I also note that I have a DVD copy of the film Bride of the Wind that portrays the life of Alma Mahler, wife of the late Romantic Composer Gustav Mahler. It's a fascinating glimpse into the life of a woman who was arguably well ahead of her time, but who was prevented from realizing her great potential as a composer by societal customs. She was romantically involved with a number of fin de siècle Viennese creatives in a variety of fields: art, architecture, and of course, music.

The Great Courses

The single most noteworthy of sources that have left a lasting artistic impression on me has been The Great Courses from The Teaching Company. Originally, these were delivered on DVD, but are now available streamed on demand, making them even more affordable than they originally were.

In general, and specifically musically, anything featuring Robert Greenberg is worth viewing. Greenberg is a master teacher, possessed of deep understanding and knowledge, besides being a composer and musician himself.

My original learning path included these titles:

  • The Symphony
  • How to Listen to and Understand Opera
  • Understanding the Fundamentals of Music
  • How to Listen to and Understand Great Music

If you visit the Great Courses website and enter Greenberg into the search box, you'll find even more of his extensive music-related output. Similarly, entering jazz as a search argument will take you to courses dealing with that idiom.

And, of course, there are many, many other fields of human endeavor to pique and tickle a jaded learning appetite. Health, paleontology, history, hobbies, religion, and so on, they seem to cover the major liberal arts bases with rigor and quality content.

Absolutely, highly recommended, especially for those views of a field from 30,000 feet, where context provides the framework that shapes your future understanding.

Conclusion

This essay has described much of the trajectory my life has followed for my first eight decades. Since it has focused largely on music and arts, I have omitted many details or dismissed them with but a few words of prose. For example, I could go on at length for the years I spent as a railroad brakeman; I have many stories and experiences that shaped who I am today thanks to those glorious days of summer days and cool night switching boxcars and helping passengers.

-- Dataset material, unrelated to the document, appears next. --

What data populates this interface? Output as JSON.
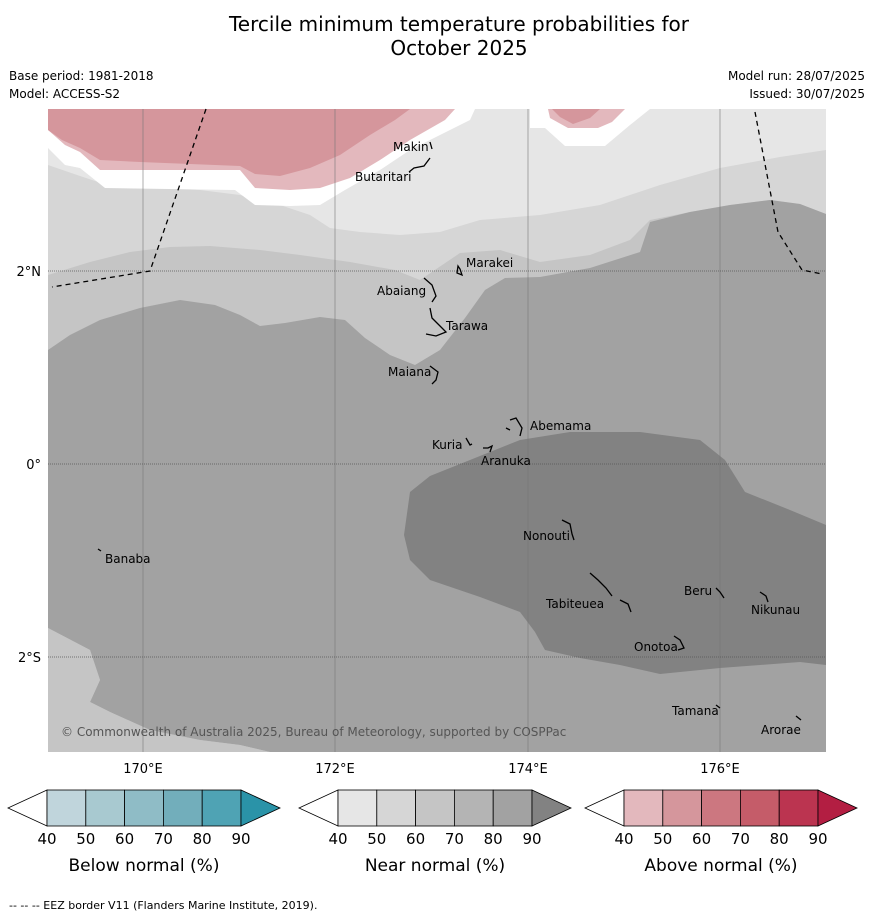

But that wasn't the point of this essay. So I'll save those tales for another day. Meanwhile, I hope you have been inspired to learn more about your favorite music, how it is produced, and the parade of talented, charismatic and often eccentric characters who have shaped it over the centuries.

Likewise, I have omitted some of the smaller episodes of musical involvement in the interest of brevity. I have tried, never-the-less to maintain a cohesive and clear picture of the way events have had a way of influencing my artistic and musical choices. Your influences are likely to be much different from mine, but no less legitimate or without merit.

Here I end with an Authentic Cadence V-I Dominant to Tonic and I hope your own artistic path lands just as satisfyingly on your own dominant chord.